P. - Vous nous amenez, par l’usage de la raison, par la logique, jusqu’à un certain point ; vous ne vous y arrêtez pas.
Kr. - Naturellement pas.
P. - Mais c’est là le paradoxe véritable.
Kr. - Je me refuse à considérer cela comme un paradoxe.
F. - Mais on ne peut confondre la substance d’une chose et sa signification. C’est ce que P. fait.
Kr. - Ce qu’elle dit est assez simple : en ce qui concerne le penseur et la pensée, nous voyons toute la logique de ce que vous dites - mais vous n’en restez pas là, vous allez plus loin.

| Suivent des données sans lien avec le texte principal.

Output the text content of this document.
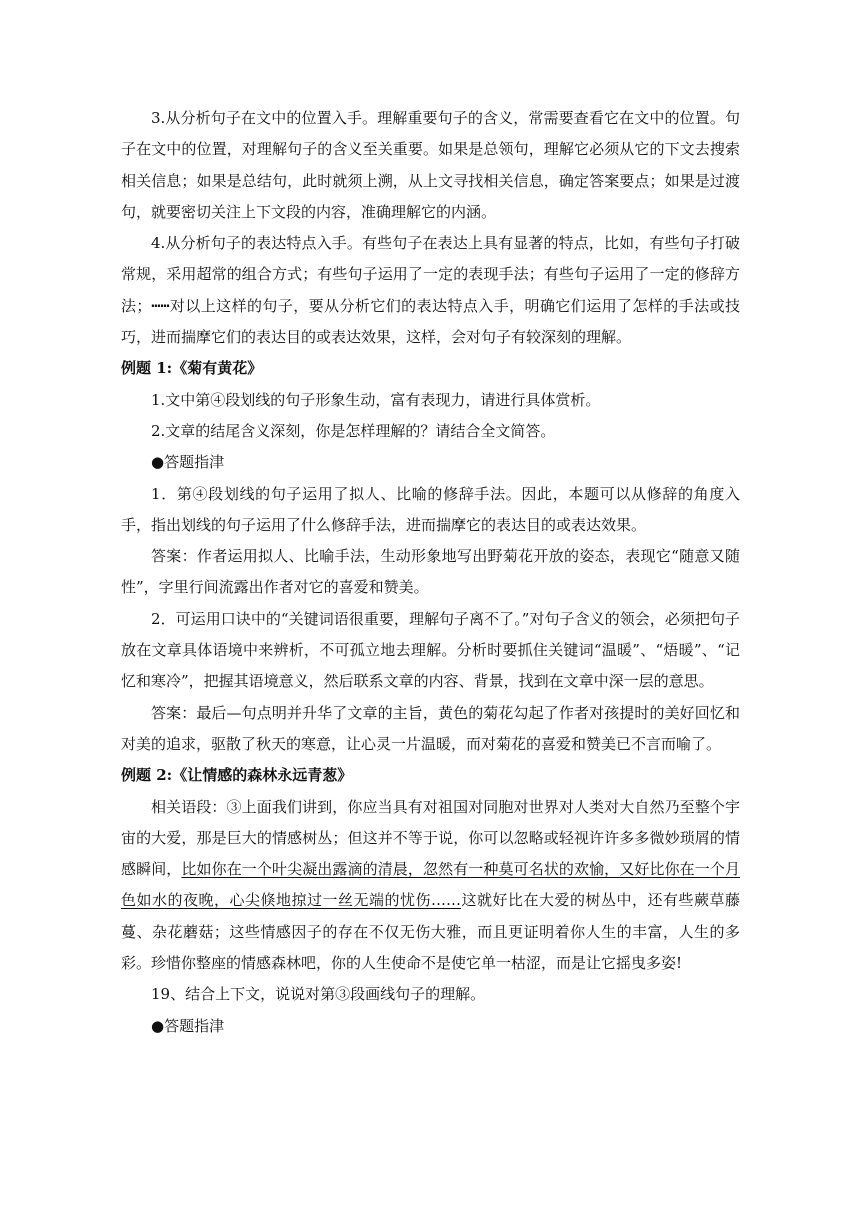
3.从分析句子在文中的位置入手。理解重要句子的含义，常需要查看它在文中的位置。句子在文中的位置，对理解句子的含义至关重要。如果是总领句，理解它必须从它的下文去搜索相关信息；如果是总结句，此时就须上溯，从上文寻找相关信息，确定答案要点；如果是过渡句，就要密切关注上下文段的内容，准确理解它的内涵。

4.从分析句子的表达特点入手。有些句子在表达上具有显著的特点，比如，有些句子打破常规，采用超常的组合方式；有些句子运用了一定的表现手法；有些句子运用了一定的修辞方法；┅┅对以上这样的句子，要从分析它们的表达特点入手，明确它们运用了怎样的手法或技巧，进而揣摩它们的表达目的或表达效果，这样，会对句子有较深刻的理解。

例题 1:《菊有黄花》

1.文中第④段划线的句子形象生动，富有表现力，请进行具体赏析。

2.文章的结尾含义深刻，你是怎样理解的？请结合全文简答。

●答题指津

1．第④段划线的句子运用了拟人、比喻的修辞手法。因此，本题可以从修辞的角度入手，指出划线的句子运用了什么修辞手法，进而揣摩它的表达目的或表达效果。

答案：作者运用拟人、比喻手法，生动形象地写出野菊花开放的姿态，表现它“随意又随性”，字里行间流露出作者对它的喜爱和赞美。

2．可运用口诀中的“关键词语很重要，理解句子离不了。”对句子含义的领会，必须把句子放在文章具体语境中来辨析，不可孤立地去理解。分析时要抓住关键词“温暖”、“焐暖”、“记忆和寒冷”，把握其语境意义，然后联系文章的内容、背景，找到在文章中深一层的意思。

答案：最后—句点明并升华了文章的主旨，黄色的菊花勾起了作者对孩提时的美好回忆和对美的追求，驱散了秋天的寒意，让心灵一片温暖，而对菊花的喜爱和赞美已不言而喻了。

例题 2:《让情感的森林永远青葱》

相关语段：③上面我们讲到，你应当具有对祖国对同胞对世界对人类对大自然乃至整个宇宙的大爱，那是巨大的情感树丛；但这并不等于说，你可以忽略或轻视许许多多微妙琐屑的情感瞬间，比如你在一个叶尖凝出露滴的清晨，忽然有一种莫可名状的欢愉，又好比你在一个月色如水的夜晚，心尖倏地掠过一丝无端的忧伤……这就好比在大爱的树丛中，还有些蕨草藤蔓、杂花蘑菇；这些情感因子的存在不仅无伤大雅，而且更证明着你人生的丰富，人生的多彩。珍惜你整座的情感森林吧，你的人生使命不是使它单一枯涩，而是让它摇曳多姿!

19、结合上下文，说说对第③段画线句子的理解。

●答题指津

Je me rends compte que la pensée et le penseur sont des choses très limitées. Mais je ne m’arrête pas là. Le faire serait souscrire à une philosophie purement matérialiste. C’est là qu’aboutissent beaucoup d’intellectuels, en Orient tout comme en Occident. Mais ils sont toujours liés, et cela étant, même s’ils élargissent le champ de leur réflexion, ils restent toujours attachés au poteau qui est leur expérience et leur croyance. Et maintenant, retournons à la question posée : « La pensée elle-même se rend-elle compte de ses limites ? » Sachant qu’elle est énergie, qu’elle est mémoire, qu’elle est le passé, qu’elle est le temps, de même la souffrance, etc. ; la pensée se rend compte que tout mouvement de sa part fait partie du contenu de la conscience, et que sans ce contenu il n’y aurait aucune conscience. Qu’est-ce qui arrive ? Cet état est-il observable ou non ? Je n’invente pas Dieu.
P. - Ce n’est pas là ce que je dis. Je n’ai jamais dit que vous inventiez Dieu. Je dis que jusqu’à ce point votre position est matérialiste, rationnelle, logique. Et puis subitement vous introduisez un nouvel élément.
Tradition et révolution. Page 302 et 303. Chapître : Dieu. Editions Stock/Monde ouvert. 1978. Dialogues.